They found the great pillar of light in the morning, it being extremely difficult to miss. Falling from the heavens, it emanated such tremendous light that their shadows fell long, dark and deep. Five feet wide and pulsing with angelic beauty, it was the verisimilitude of heavenly light. It appeared for no particular reason in the centre of town one morning, and despite the best efforts of the townsfolk to dig below and topple it, its fundament could be neither unearthed nor dislodged.
As it happened, the pillar’s appearance caused a great deal of consternation among the men and women of the town. For, you see, the presumably divine beam had elected to position itself in the very middle of the town square – the centre of trade, movement, and festivities for the entire community. Passersby rash enough to glance in its direction were rewarded with temporary blindness; loved ones were rendered indistinguishable in a sea of silhouettes; the night-sky itself became nearly bright as the noon-day sun, and many people began to find sleep an impossibility.
Nor did it bear even the slightest trappings of divine charity: no wealth, wisdom, or even warmth emanated from the luminous thing. It seemed totally and utterly devoid of any effect whatsoever, beyond a persistent and infuriating brightness, to the point where some adventurous children even managed to vault through its epicentre – with no apparent alteration to their bodies, minds, or souls. As miracles went, it was both a dud and a nuisance.
A council was convened to discuss the problem of the “pillar of blight”, as it had come to be known. It was destroying the village economy, morale, and overall aesthetic harmony. Who among the pantheon of gods could have been sufficiently stupid, or malicious, to conjure such an undesirable miracle? Not content to sit idly by and suffer perpetual illumination, the village elders discussed various plans of action.
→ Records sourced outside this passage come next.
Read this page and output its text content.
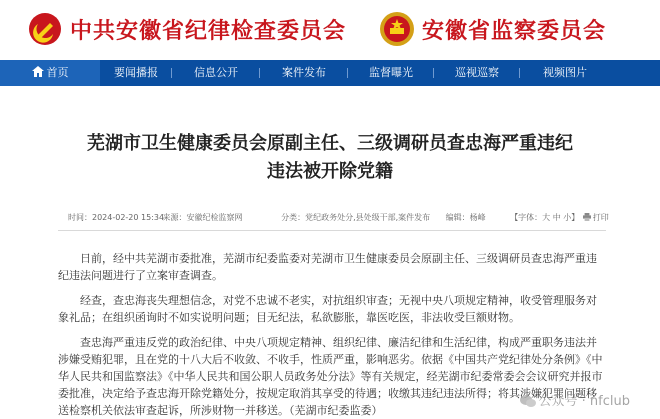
中共安徽省纪律检查委员会	安徽省监察委员会
首页	要闻播报	信息公开	案件发布	监督曝光	巡视巡察	视频图片
芜湖市卫生健康委员会原副主任、三级调研员查忠海严重违纪
违法被开除党籍
时间：2024-02-20 15:34 来源：安徽纪检监察网	分类：党纪政务处分,县处级干部,案件发布 编辑：杨峰	【字体：大 中 小】 打印

日前，经中共芜湖市委批准，芜湖市纪委监委对芜湖市卫生健康委员会原副主任、三级调研员查忠海严重违纪违法问题进行了立案审查调查。

经查，查忠海丧失理想信念，对党不忠诚不老实，对抗组织审查；无视中央八项规定精神，收受管理服务对象礼品；在组织函询时不如实说明问题；目无纪法，私欲膨胀，靠医吃医，非法收受巨额财物。

查忠海严重违反党的政治纪律、中央八项规定精神、组织纪律、廉洁纪律和生活纪律，构成严重职务违法并涉嫌受贿犯罪，且在党的十八大后不收敛、不收手，性质严重，影响恶劣。依据《中国共产党纪律处分条例》《中华人民共和国监察法》《中华人民共和国公职人员政务处分法》等有关规定，经芜湖市纪委常委会会议研究并报市委批准，决定给予查忠海开除党籍处分，按规定取消其享受的待遇；收缴其违纪违法所得；将其涉嫌犯罪问题移送检察机关依法审查起诉，所涉财物一并移送。（芜湖市纪委监委）	公众号 · nfclub
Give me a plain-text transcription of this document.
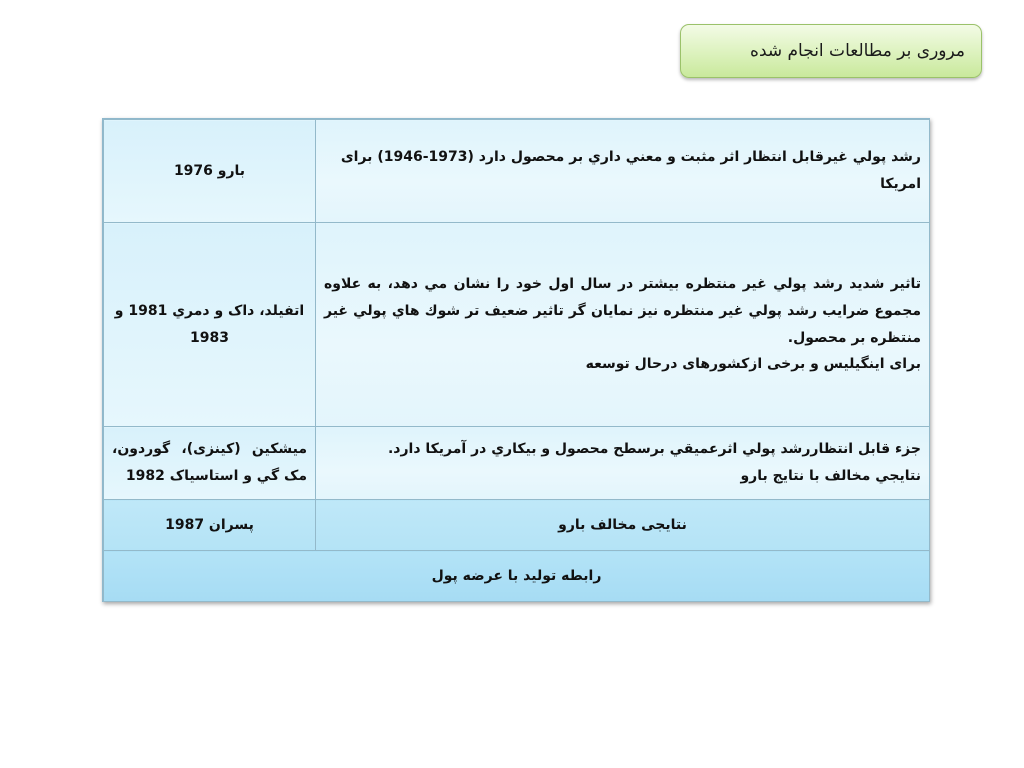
مروری بر مطالعات انجام شده
رشد پولي غيرقابل انتظار اثر مثبت و معني داري بر محصول دارد (1973-1946) برای امریکا	بارو 1976

تاثير شديد رشد پولي غير منتظره بيشتر در سال اول خود را نشان مي دهد، به علاوه مجموع ضرايب رشد پولي غير منتظره نيز نمايان گر تاثير ضعيف تر شوك هاي پولي غير منتظره بر محصول.
برای اینگیلیس و برخی ازکشورهای درحال توسعه	اتفيلد، داک و دمري 1981 و 1983

جزء قابل انتظاررشد پولي اثرعميقي برسطح محصول و بيكاري در آمريكا دارد.
نتايجي مخالف با نتايج بارو	ميشكين (كينزی)، گوردون، مک گي و استاسياک 1982

نتايجی مخالف بارو	پسران 1987

رابطه تولید با عرضه پول	
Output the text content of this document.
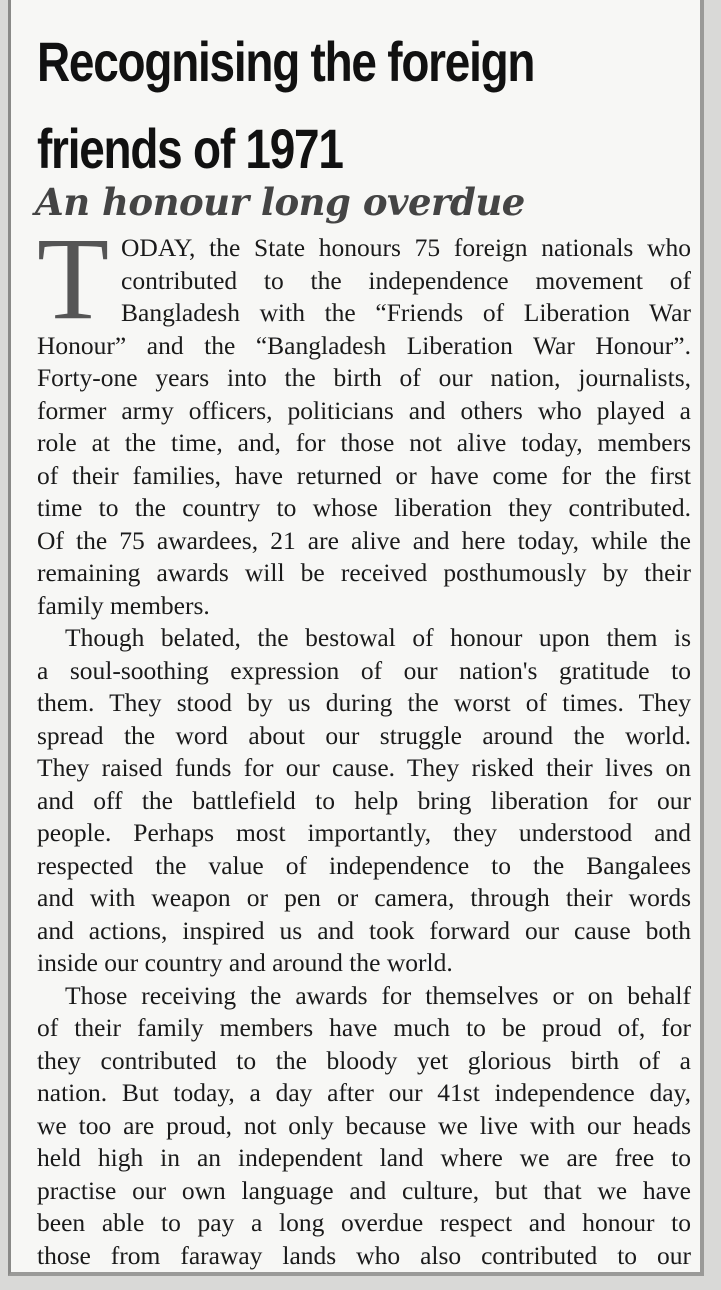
Recognising the foreign
friends of 1971
An honour long overdue
T ODAY, the State honours 75 foreign nationals who
contributed to the independence movement of
Bangladesh with the “Friends of Liberation War
Honour” and the “Bangladesh Liberation War Honour”.
Forty-one years into the birth of our nation, journalists,
former army officers, politicians and others who played a
role at the time, and, for those not alive today, members
of their families, have returned or have come for the first
time to the country to whose liberation they contributed.
Of the 75 awardees, 21 are alive and here today, while the
remaining awards will be received posthumously by their
family members.
Though belated, the bestowal of honour upon them is
a soul-soothing expression of our nation's gratitude to
them. They stood by us during the worst of times. They
spread the word about our struggle around the world.
They raised funds for our cause. They risked their lives on
and off the battlefield to help bring liberation for our
people. Perhaps most importantly, they understood and
respected the value of independence to the Bangalees
and with weapon or pen or camera, through their words
and actions, inspired us and took forward our cause both
inside our country and around the world.
Those receiving the awards for themselves or on behalf
of their family members have much to be proud of, for
they contributed to the bloody yet glorious birth of a
nation. But today, a day after our 41st independence day,
we too are proud, not only because we live with our heads
held high in an independent land where we are free to
practise our own language and culture, but that we have
been able to pay a long overdue respect and honour to
those from faraway lands who also contributed to our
At first the council considered draping a large hemp cloth over the luminescent beam. This was quickly discarded when it was pointed out that the pillar was originating from a distance many hundreds of miles above the town (if not more). It went without saying, at least to the haberdasher present, that they lacked the necessary materials to create a cloth that could cover the whole sky.
The second proposal, made by the foreman of the nearby mine, involved drilling a circular ring around the pillar to a depth of approximately four hundred thousand miles (give or take a hundred thousand), so that a cavity could be opened into hell itself, wherein the beam could fall and disperse itself harmlessly. The council deemed the suggestion altruistic, since it was held almost unanimously that the poor bastards down there could really use some sun, but ultimately elected to abandon it (on account of certain logistical problems concerning the depth involved, the physical properties of light, and the minority opinion that hell did not exist).
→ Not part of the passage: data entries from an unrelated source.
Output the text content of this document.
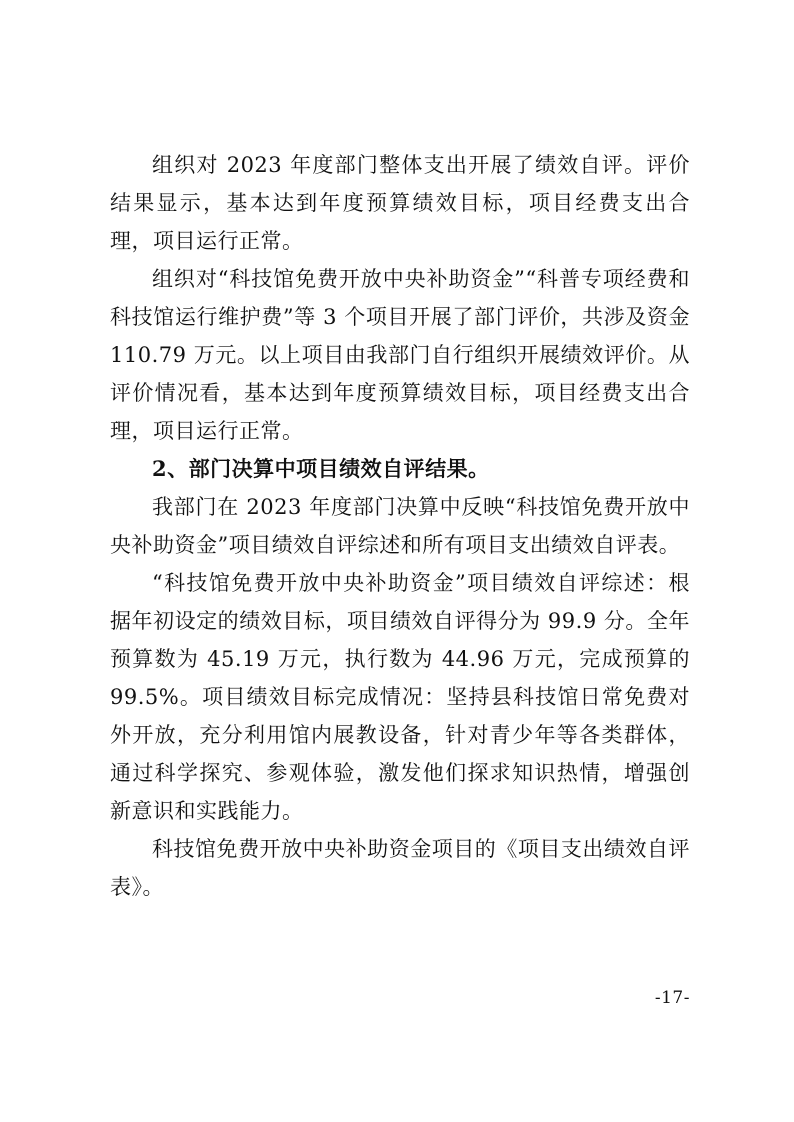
组织对 2023 年度部门整体支出开展了绩效自评。评价结果显示，基本达到年度预算绩效目标，项目经费支出合理，项目运行正常。

组织对“科技馆免费开放中央补助资金”“科普专项经费和科技馆运行维护费”等 3 个项目开展了部门评价，共涉及资金 110.79 万元。以上项目由我部门自行组织开展绩效评价。从评价情况看，基本达到年度预算绩效目标，项目经费支出合理，项目运行正常。

2、部门决算中项目绩效自评结果。

我部门在 2023 年度部门决算中反映“科技馆免费开放中央补助资金”项目绩效自评综述和所有项目支出绩效自评表。

“科技馆免费开放中央补助资金”项目绩效自评综述：根据年初设定的绩效目标，项目绩效自评得分为 99.9 分。全年预算数为 45.19 万元，执行数为 44.96 万元，完成预算的 99.5%。项目绩效目标完成情况：坚持县科技馆日常免费对外开放，充分利用馆内展教设备，针对青少年等各类群体，通过科学探究、参观体验，激发他们探求知识热情，增强创新意识和实践能力。

科技馆免费开放中央补助资金项目的《项目支出绩效自评表》。

-17-
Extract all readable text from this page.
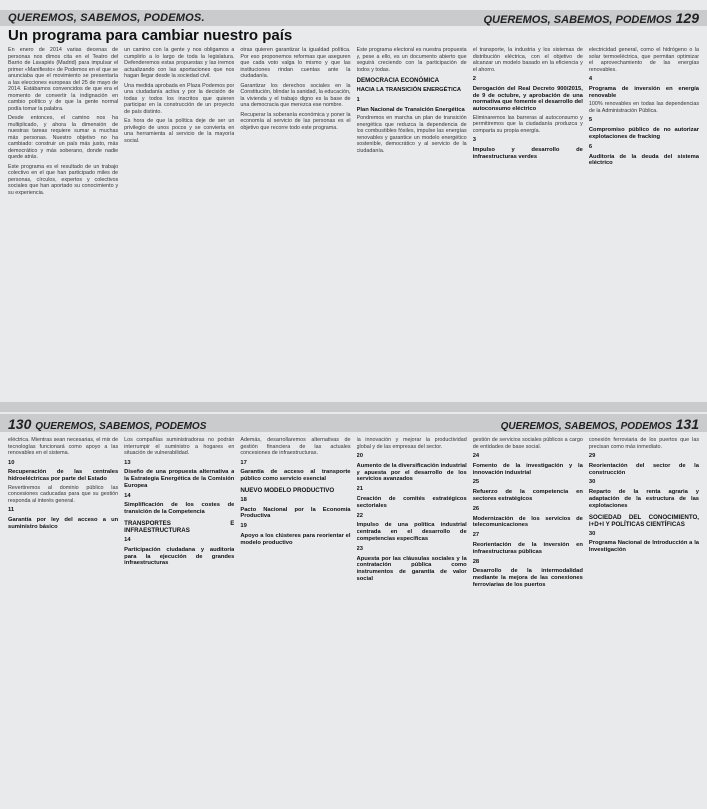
QUEREMOS, SABEMOS, PODEMOS.
Un programa para cambiar nuestro país
QUEREMOS, SABEMOS, PODEMOS 129

En enero de 2014 varias decenas de personas nos dimos cita en el Teatro del Barrio de Lavapiés (Madrid) para impulsar el primer «Manifiesto» de Podemos en el que se anunciaba que el movimiento se presentaría a las elecciones europeas del 25 de mayo de 2014. Estábamos convencidos de que era el momento de convertir la indignación en cambio político y de que la gente normal podía tomar la palabra.

Desde entonces, el camino nos ha multiplicado, y ahora la dimensión de nuestras tareas requiere sumar a muchas más personas. Nuestro objetivo no ha cambiado: construir un país más justo, más democrático y más soberano, donde nadie quede atrás.

Este programa es el resultado de un trabajo colectivo en el que han participado miles de personas, círculos, expertos y colectivos sociales que han aportado su conocimiento y su experiencia.

un camino con la gente y nos obligamos a cumplirlo a lo largo de toda la legislatura. Defenderemos estas propuestas y las iremos actualizando con las aportaciones que nos hagan llegar desde la sociedad civil.

Una medida aprobada en Plaza Podemos por una ciudadanía activa y por la decisión de todas y todos los inscritos que quieren participar en la construcción de un proyecto de país distinto.

Es hora de que la política deje de ser un privilegio de unos pocos y se convierta en una herramienta al servicio de la mayoría social.

otras quieren garantizar la igualdad política. Por eso proponemos reformas que aseguren que cada voto valga lo mismo y que las instituciones rindan cuentas ante la ciudadanía.

Garantizar los derechos sociales en la Constitución, blindar la sanidad, la educación, la vivienda y el trabajo digno es la base de una democracia que merezca ese nombre.

Recuperar la soberanía económica y poner la economía al servicio de las personas es el objetivo que recorre todo este programa.

Este programa electoral es nuestra propuesta y, pese a ello, es un documento abierto que seguirá creciendo con la participación de todos y todas.

DEMOCRACIA ECONÓMICA
HACIA LA TRANSICIÓN ENERGÉTICA
1
Plan Nacional de Transición Energética

Pondremos en marcha un plan de transición energética que reduzca la dependencia de los combustibles fósiles, impulse las energías renovables y garantice un modelo energético sostenible, democrático y al servicio de la ciudadanía.

el transporte, la industria y los sistemas de distribución eléctrica, con el objetivo de alcanzar un modelo basado en la eficiencia y el ahorro.

2
Derogación del Real Decreto 900/2015, de 9 de octubre, y aprobación de una normativa que fomente el desarrollo del autoconsumo eléctrico

Eliminaremos las barreras al autoconsumo y permitiremos que la ciudadanía produzca y comparta su propia energía.

3
Impulso y desarrollo de infraestructuras verdes

electricidad general, como el hidrógeno o la solar termoeléctrica, que permitan optimizar el aprovechamiento de las energías renovables.

4
Programa de inversión en energía renovable

100% renovables en todas las dependencias de la Administración Pública.

5
Compromiso público de no autorizar explotaciones de fracking
6
Auditoría de la deuda del sistema eléctrico
130 QUEREMOS, SABEMOS, PODEMOS	QUEREMOS, SABEMOS, PODEMOS 131

eléctrica. Mientras sean necesarias, el mix de tecnologías funcionará como apoyo a las renovables en el sistema.

10
Recuperación de las centrales hidroeléctricas por parte del Estado

Revertiremos al dominio público las concesiones caducadas para que su gestión responda al interés general.

11
Garantía por ley del acceso a un suministro básico

Los compañías suministradoras no podrán interrumpir el suministro a hogares en situación de vulnerabilidad.

13
Diseño de una propuesta alternativa a la Estrategia Energética de la Comisión Europea
14
Simplificación de los costes de transición de la Competencia
TRANSPORTES E INFRAESTRUCTURAS
14
Participación ciudadana y auditoría para la ejecución de grandes infraestructuras

Además, desarrollaremos alternativas de gestión financiera de las actuales concesiones de infraestructuras.

17
Garantía de acceso al transporte público como servicio esencial
NUEVO MODELO PRODUCTIVO
18
Pacto Nacional por la Economía Productiva
19
Apoyo a los clústeres para reorientar el modelo productivo

la innovación y mejorar la productividad global y de las empresas del sector.

20
Aumento de la diversificación industrial y apuesta por el desarrollo de los servicios avanzados
21
Creación de comités estratégicos sectoriales
22
Impulso de una política industrial centrada en el desarrollo de competencias específicas
23
Apuesta por las cláusulas sociales y la contratación pública como instrumentos de garantía de valor social

gestión de servicios sociales públicos a cargo de entidades de base social.

24
Fomento de la investigación y la innovación industrial
25
Refuerzo de la competencia en sectores estratégicos
26
Modernización de los servicios de telecomunicaciones
27
Reorientación de la inversión en infraestructuras públicas
28
Desarrollo de la intermodalidad mediante la mejora de las conexiones ferroviarias de los puertos

conexión ferroviaria de los puertos que las precisan como más inmediato.

29
Reorientación del sector de la construcción
30
Reparto de la renta agraria y adaptación de la estructura de las explotaciones
SOCIEDAD DEL CONOCIMIENTO, I+D+I Y POLÍTICAS CIENTÍFICAS
30
Programa Nacional de Introducción a la Investigación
The final solution, proposed by the resident optician, was no less simple than it was retributively brilliant. The man described the construction of a gigantic pagoda, with a level roof, built for the sole purpose of supporting a mirror slightly wider than the circumference of the “pillar of blight”. Placed at the centre of the beam, the mirror would not only shield the villagers from the execrable light, but also reflect it back to those who had sent it, with redoubled intensity.
It did not take long for the council to see the obvious merits in this proposal. And so, with much excitement and a fair dose of irreverence, the town set to work building what would henceforth be known as the “Pagoda of Darkness”.